The "trickle-down" economics theory didn't work, but it sure seems to describe what's happening in the world of home theater electronics. Take one of the latest multichannel refinements, those 6.1- and 7.1-channel surround modes that require adding one (or two) back surround speakers to the standard five-speaker-plus-subwoofer array. A few short months ago, a powered back surround output was something you'd find only on high-end receivers costing well north of $1,000. Thanks to technological trickle-down, however, all three receivers in this comparison, none selling for more than a kilobuck, have one.

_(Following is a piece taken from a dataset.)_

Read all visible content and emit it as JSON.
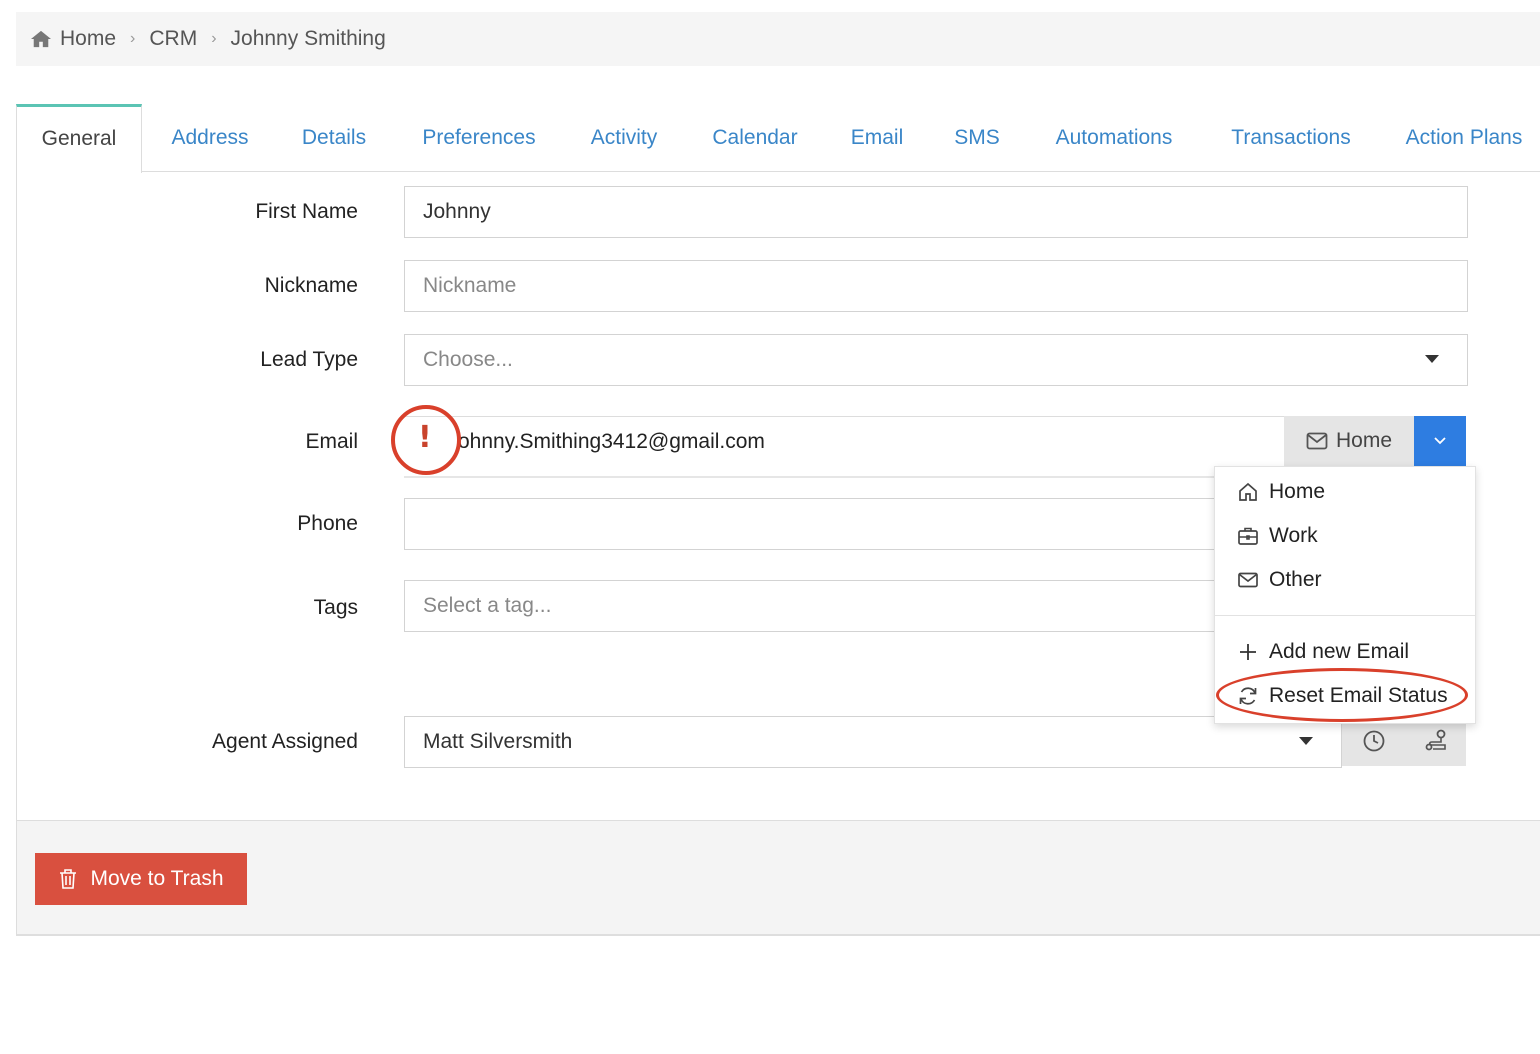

Denon's AVR-2802 ($799), Pioneer's VSX-D850S ($685), and Sony's STR-DB1070 ($1,000) all seem clearly targeted toward real-world home theater shoppers, not those A/V fanatics, God love 'em, who'd rather upgrade their gear than eat. These are receivers for people who are serious about surround sound but also care about other things, like video quality - or the well-being of their cars, homes, and children. Still, it's a good thing the fanatics exist, because refinements only they could imagine paying big bucks for last year have become available at more reasonable prices this year, and if past trends hold, they'll appear in still more basic, entry-level gear next year.
All three receivers have many features and functions in common, including similar power ratings, component-video switching, preprogrammed/learning system remote controls, basic multiroom capabilities, and more. Most of those commonalties are left to the "Features and Specs" table on page 52, but a few points are worth highlighting.

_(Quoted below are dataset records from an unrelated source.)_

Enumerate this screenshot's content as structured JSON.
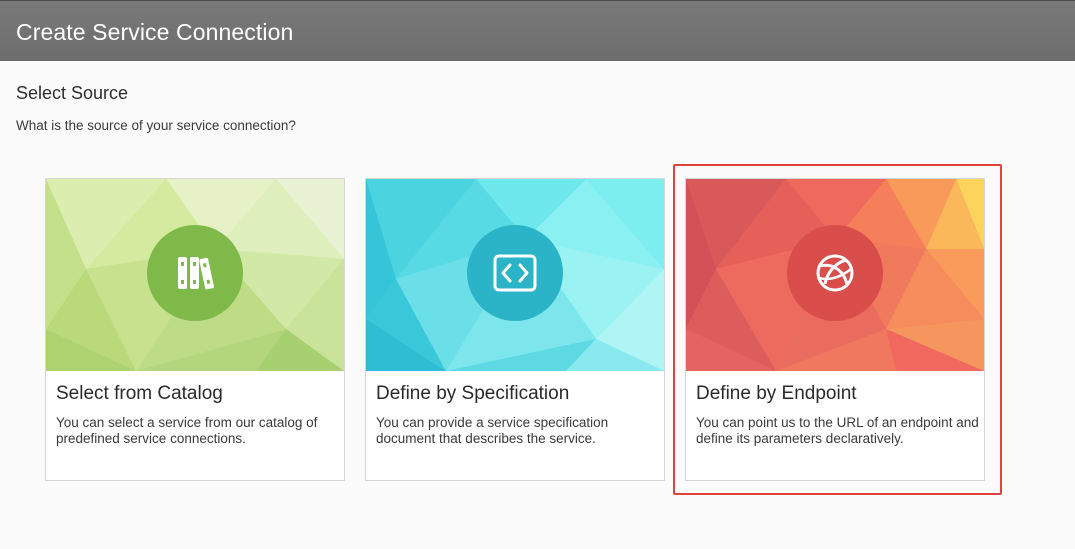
{
  "header": {
    "title": "Create Service Connection"
  },
  "section": {
    "title": "Select Source",
    "description": "What is the source of your service connection?"
  },
  "cards": [
    {
      "title": "Select from Catalog",
      "description": "You can select a service from our catalog of predefined service connections.",
      "icon": "books-icon",
      "color": "#7fb94a"
    },
    {
      "title": "Define by Specification",
      "description": "You can provide a service specification document that describes the service.",
      "icon": "code-icon",
      "color": "#2bb3c8"
    },
    {
      "title": "Define by Endpoint",
      "description": "You can point us to the URL of an endpoint and define its parameters declaratively.",
      "icon": "endpoint-globe-icon",
      "color": "#e5504b",
      "selected": true
    }
  ],
  "colors": {
    "selection_outline": "#e0413b",
    "header_bg": "#737373"
  }
}
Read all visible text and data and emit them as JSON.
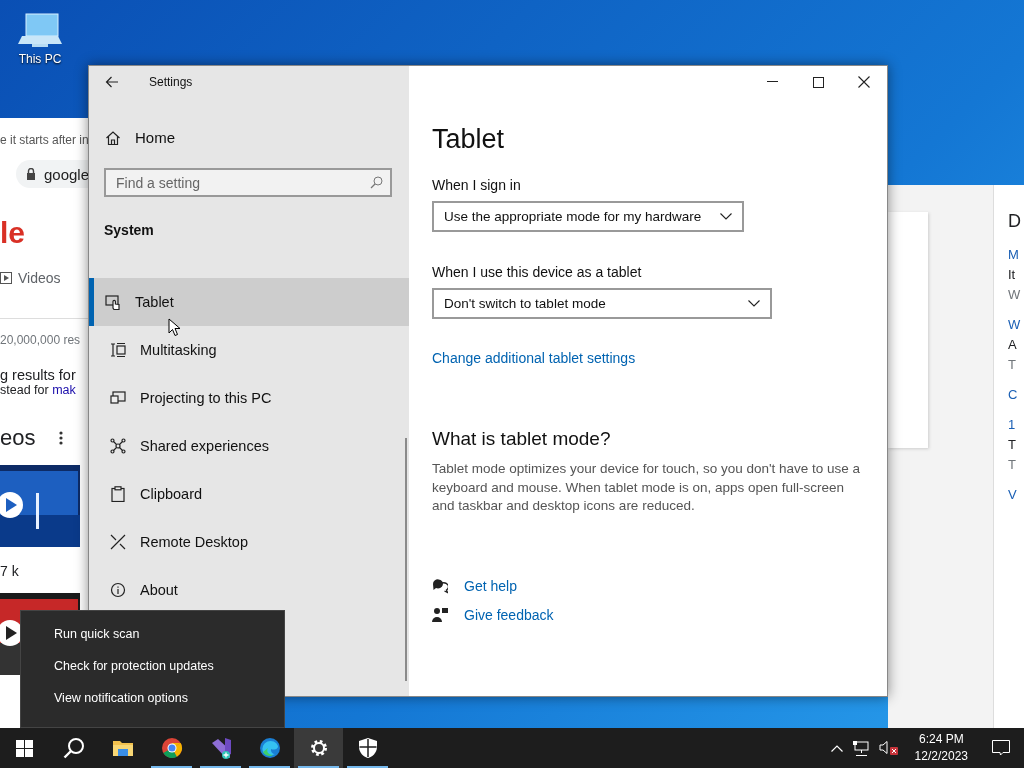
{
  "desktop": {
    "icons": [
      {
        "label": "This PC"
      }
    ]
  },
  "background_browser": {
    "left": {
      "notice": "e it starts after in",
      "address": "google",
      "logo_fragment": "le",
      "tab": "Videos",
      "result_count": "20,000,000 res",
      "heading": "g results for",
      "suggestion_prefix": "stead for ",
      "suggestion_link": "mak",
      "section": "eos",
      "views": "7 k"
    },
    "right": {
      "heading": "D",
      "items": [
        {
          "kind": "link",
          "text": "M"
        },
        {
          "kind": "text",
          "text": "It"
        },
        {
          "kind": "meta",
          "text": "W"
        },
        {
          "kind": "link",
          "text": "W"
        },
        {
          "kind": "text",
          "text": "A"
        },
        {
          "kind": "meta",
          "text": "T"
        },
        {
          "kind": "link",
          "text": "C"
        },
        {
          "kind": "link",
          "text": "1"
        },
        {
          "kind": "text",
          "text": "T"
        },
        {
          "kind": "meta",
          "text": "T"
        },
        {
          "kind": "link",
          "text": "V"
        }
      ]
    }
  },
  "window": {
    "title": "Settings",
    "home": "Home",
    "search": {
      "placeholder": "Find a setting"
    },
    "section": "System",
    "nav_items": [
      {
        "label": "Tablet",
        "selected": true
      },
      {
        "label": "Multitasking",
        "selected": false
      },
      {
        "label": "Projecting to this PC",
        "selected": false
      },
      {
        "label": "Shared experiences",
        "selected": false
      },
      {
        "label": "Clipboard",
        "selected": false
      },
      {
        "label": "Remote Desktop",
        "selected": false
      },
      {
        "label": "About",
        "selected": false
      }
    ],
    "page": {
      "title": "Tablet",
      "settings": [
        {
          "label": "When I sign in",
          "value": "Use the appropriate mode for my hardware"
        },
        {
          "label": "When I use this device as a tablet",
          "value": "Don't switch to tablet mode"
        }
      ],
      "link": "Change additional tablet settings",
      "heading": "What is tablet mode?",
      "description": "Tablet mode optimizes your device for touch, so you don't have to use a keyboard and mouse. When tablet mode is on, apps open full-screen and taskbar and desktop icons are reduced.",
      "help_links": [
        "Get help",
        "Give feedback"
      ]
    }
  },
  "context_menu": {
    "items": [
      "Run quick scan",
      "Check for protection updates",
      "View notification options"
    ]
  },
  "taskbar": {
    "apps": [
      {
        "running": false,
        "active": false
      },
      {
        "running": true,
        "active": false
      },
      {
        "running": true,
        "active": false
      },
      {
        "running": true,
        "active": false
      },
      {
        "running": true,
        "active": true
      },
      {
        "running": true,
        "active": false
      }
    ],
    "time": "6:24 PM",
    "date": "12/2/2023"
  }
}
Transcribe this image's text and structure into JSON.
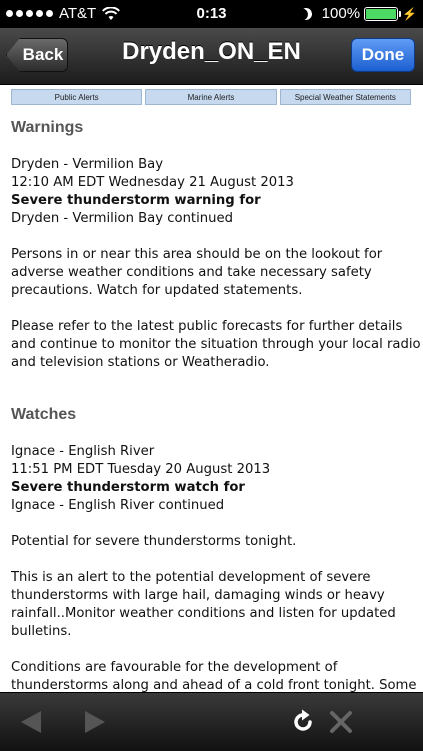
{
  "status_bar": {
    "carrier": "AT&T",
    "time": "0:13",
    "battery": "100%",
    "battery_level": 1.0,
    "icons": [
      "signal-dots",
      "wifi-icon",
      "moon-icon",
      "battery-icon",
      "charging-bolt-icon"
    ]
  },
  "nav": {
    "back_label": "Back",
    "title": "Dryden_ON_EN",
    "done_label": "Done"
  },
  "tabs": [
    "Public Alerts",
    "Marine Alerts",
    "Special Weather Statements"
  ],
  "warnings": {
    "heading": "Warnings",
    "location": "Dryden - Vermilion Bay",
    "datetime": "12:10 AM EDT Wednesday 21 August 2013",
    "title": "Severe thunderstorm warning for",
    "subtitle": "Dryden - Vermilion Bay continued",
    "para1_lines": [
      "Persons in or near this area should be on the lookout for",
      "adverse weather conditions and take necessary safety",
      "precautions. Watch for updated statements."
    ],
    "para2_lines": [
      "Please refer to the latest public forecasts for further details",
      "and continue to monitor the situation through your local radio",
      "and television stations or Weatheradio."
    ]
  },
  "watches": {
    "heading": "Watches",
    "location": "Ignace - English River",
    "datetime": "11:51 PM EDT Tuesday 20 August 2013",
    "title": "Severe thunderstorm watch for",
    "subtitle": "Ignace - English River continued",
    "para1_lines": [
      "Potential for severe thunderstorms tonight."
    ],
    "para2_lines": [
      "This is an alert to the potential development of severe",
      "thunderstorms with large hail, damaging winds or heavy",
      "rainfall..Monitor weather conditions and listen for updated",
      "bulletins."
    ],
    "para3_lines": [
      "Conditions are favourable for the development of",
      "thunderstorms along and ahead of a cold front tonight. Some"
    ]
  },
  "toolbar": {
    "icons": [
      "back-arrow-icon",
      "forward-arrow-icon",
      "refresh-icon",
      "stop-icon"
    ]
  },
  "colors": {
    "done_button": "#1c5fd0",
    "tab_background": "#c6d9ee",
    "heading_gray": "#555555"
  }
}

It's interesting to note that all three receivers provide officially sanctioned DTS-ES 6.1-channel decoding for matrixed DTS-ES soundtracks on DVDs - the Denon even decodes DTS-ES Discrete, in which the mono back surround channel is encoded as a discrete signal (as well as being matrixed onto the left/right surround channels for compatibility with DTS-ES Matrix decoders). All three also decode Dolby Digital Surround EX 6.1-channel recordings, but none offers the luxury of an official Dolby/THX license. Instead, they use generic matrix-decoding techniques. While each receiver amplifies only a single back surround output, all three have dual preamp outputs for this channel so you can, if you prefer, drive two speakers with an outboard power amp.